Alessandro Agostini

Personal information
- Date of birth: 23 July 1979 (age 46)
- Place of birth: Vinci, Italy
- Height: 1.74 m (5 ft 8+1⁄2 in)
- Position: Left back

Youth career
- Fiorentina

Senior career*
- Years: Team / Apps / (Gls)
- 1996–2002: Fiorentina / 13 / (0)
- 1998–2000: → Pistoiese (loan) / 33 / (0)
- 2000–2001: → Ternana (loan) / 34 / (0)
- 2002–2004: Empoli / 11 / (0)
- 2003: → Siena (loan) / 11 / (0)
- 2004: → Cagliari (loan) / 15 / (0)
- 2004–2012: Cagliari / 266 / (0)
- 2012–2013: Torino / 0 / (0)
- 2013: → Hellas Verona (loan) / 13 / (0)
- 2013–2015: Hellas Verona / 47 / (0)
- Total:  / 434 / (0)

Managerial career
- 2022: Cagliari (caretaker)
- 2024: Pontedera

= Alessandro Agostini =

Italian footballer (born 1979)

Alessandro Agostini (born 23 July 1979) is an Italian football coach and a former player who played as a left-back.

== Playing career ==
Agostini joined Cagliari in January 2004. He renewed his contract in 2006 (to 2009); in 2008 (to 2011).

==Coaching career==
He was appointed head coach of the Under-19 squad of Cagliari for the 2020–21 season. In July 2021, he obtained a UEFA A coaching license.

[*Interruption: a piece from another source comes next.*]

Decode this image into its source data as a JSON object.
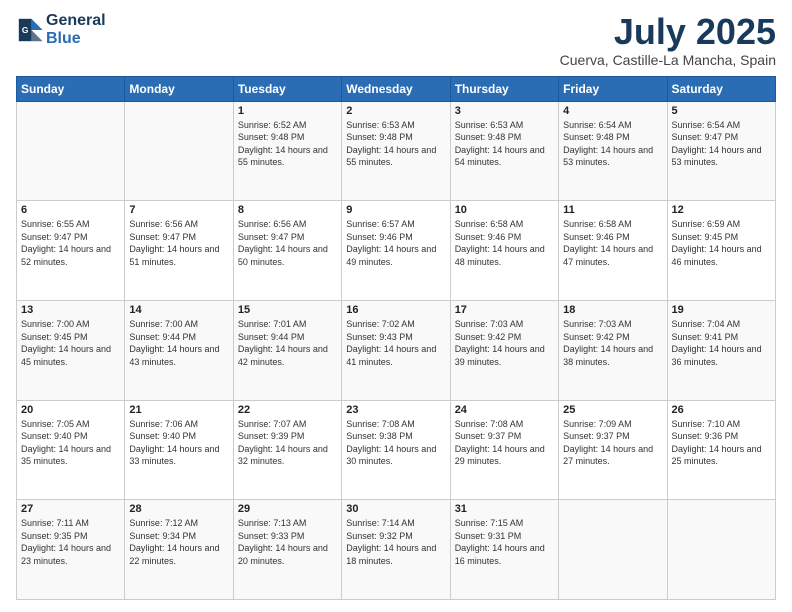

On 2 May 2022, following Walter Mazzarri's dismissal from his role as Cagliari head coach with three games to go, Agostini was appointed caretaker manager in an attempt to overturn the club's fortunes. However, Agostini failed to save Cagliari from relegation, and left the position by the end of the season after the club chose to appoint Fabio Liverani as their new permanent manager. He mutually rescinded his contract with Cagliari shortly thereafter.

On 6 January 2023, Agostini was announced as the new Under-19 youth coach of Genoa, replacing Alberto Gilardino following the appointment of the latter as the new first-team head coach.

On 5 June 2024, Agostini was named head coach of Serie C club Pontedera. He was sacked on 5 October 2024 after a negative start of the season.